I am the significant other of someone who is heavily invested in EA-values and working full time at an EA-aligned organisation. I personally am interested in the work that the EA community is pursuing. And although a good amount of the values, considerations and motivations that are underpinning EA are overlapping with my personal values, as well as with motivations and questions that are fueling my professional field (which is not in EA), there are a few crucial EA-values that I personally don't subscribe to.
Increasingly I find myself in a position where I feel that I have to defend myself to my significant other for actions (from professional pursuits to small, family decisions) that are not necessarily the most tractable, quantifiable or having the most possible impact, according to EA-motivators.
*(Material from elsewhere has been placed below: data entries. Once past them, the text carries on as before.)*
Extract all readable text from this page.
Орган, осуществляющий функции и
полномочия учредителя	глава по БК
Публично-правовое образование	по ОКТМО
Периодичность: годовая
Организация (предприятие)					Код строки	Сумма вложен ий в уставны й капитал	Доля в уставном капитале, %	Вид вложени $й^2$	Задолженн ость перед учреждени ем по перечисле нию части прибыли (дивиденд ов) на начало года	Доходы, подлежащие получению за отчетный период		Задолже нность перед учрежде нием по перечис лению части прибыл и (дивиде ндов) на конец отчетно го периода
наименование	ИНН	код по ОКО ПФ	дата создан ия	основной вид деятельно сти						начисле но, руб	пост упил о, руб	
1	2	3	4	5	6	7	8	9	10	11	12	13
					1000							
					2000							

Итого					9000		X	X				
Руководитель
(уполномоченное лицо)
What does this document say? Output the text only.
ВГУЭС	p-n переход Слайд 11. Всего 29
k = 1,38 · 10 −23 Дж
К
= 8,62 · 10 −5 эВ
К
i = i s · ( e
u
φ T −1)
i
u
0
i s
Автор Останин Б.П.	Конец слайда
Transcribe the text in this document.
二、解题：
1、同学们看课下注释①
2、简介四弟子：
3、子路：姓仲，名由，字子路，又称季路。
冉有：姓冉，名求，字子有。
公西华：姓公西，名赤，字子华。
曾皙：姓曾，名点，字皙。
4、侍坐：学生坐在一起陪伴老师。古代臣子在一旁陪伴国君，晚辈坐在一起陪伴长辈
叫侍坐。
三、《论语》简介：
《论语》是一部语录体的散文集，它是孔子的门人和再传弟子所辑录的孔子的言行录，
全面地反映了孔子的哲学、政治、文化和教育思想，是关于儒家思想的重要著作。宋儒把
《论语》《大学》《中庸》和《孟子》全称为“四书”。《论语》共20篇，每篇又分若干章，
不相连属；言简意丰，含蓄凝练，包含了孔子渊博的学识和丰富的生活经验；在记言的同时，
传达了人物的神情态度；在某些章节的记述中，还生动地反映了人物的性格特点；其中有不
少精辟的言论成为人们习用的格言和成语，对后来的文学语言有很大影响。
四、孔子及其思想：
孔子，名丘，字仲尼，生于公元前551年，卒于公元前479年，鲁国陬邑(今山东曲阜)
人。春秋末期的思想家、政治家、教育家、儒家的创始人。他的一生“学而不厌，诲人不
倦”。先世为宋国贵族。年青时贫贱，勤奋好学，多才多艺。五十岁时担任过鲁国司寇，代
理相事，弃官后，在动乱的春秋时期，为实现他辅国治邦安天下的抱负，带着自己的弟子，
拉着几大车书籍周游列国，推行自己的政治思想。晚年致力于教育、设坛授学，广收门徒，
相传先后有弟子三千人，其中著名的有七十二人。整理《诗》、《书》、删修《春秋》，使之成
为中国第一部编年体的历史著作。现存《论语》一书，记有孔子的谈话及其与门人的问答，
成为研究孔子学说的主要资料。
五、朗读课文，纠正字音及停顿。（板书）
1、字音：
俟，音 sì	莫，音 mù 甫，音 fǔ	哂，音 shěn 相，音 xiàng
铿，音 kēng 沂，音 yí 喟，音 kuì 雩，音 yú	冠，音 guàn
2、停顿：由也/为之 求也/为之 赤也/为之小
These discussions and family-research-moments (ranging from 'what charity shall we donate to?' to 'what are your reasons for thinking that taking on a particular project - I am self-employed - will be the best use of your time?') are increasingly eating into my self-worth and feeding insecurities. Learning more about the EA movement via the forum, 80k website and podcasts is sometimes even causing substantial anxiety about my professional work as well as my personal motivations and values.
This made me think about the people near and dear to EA-people. How they are doing? How are they affected by it, if at all? And is there mental support for significant others that are supportive of, but not completely aligned to EA-values?
The only post in this context on the EA-forum I could find is 'It is ok to leave EA'. But I can't leave, as I am not in it personally. Any thoughts are appreciated!
My spouse and I are both heavily involved with EA, but we nevertheless have significant differences in our philosophies. My spouse's world view is pretty much a central example of EA: impartiality, utilitarianism et cetera. On the other hand, I assign far greater weight to helping people who are close to me compared to helping random strangers[1]. Importantly, we know that we have value differences, we accept it, and we are consciously working towards solutions that are aimed to benefit both of our value systems, with some fair balance between the two. This is also reflected in our marriage vows.
I think that the critical thing is that your SO accepts that:
If your SO cannot concede that much, it's a problem IMO. A healthy relationship is built on a commitment to each other, not on a commitment to some abstract philosophy. Philosophies enters it only inasmuch as they are important to each of you.
That said, I also accept considerations of the form "help X (at considerable cost) if they would have used similar reasoning to decide whether to help you if the roles were reversed".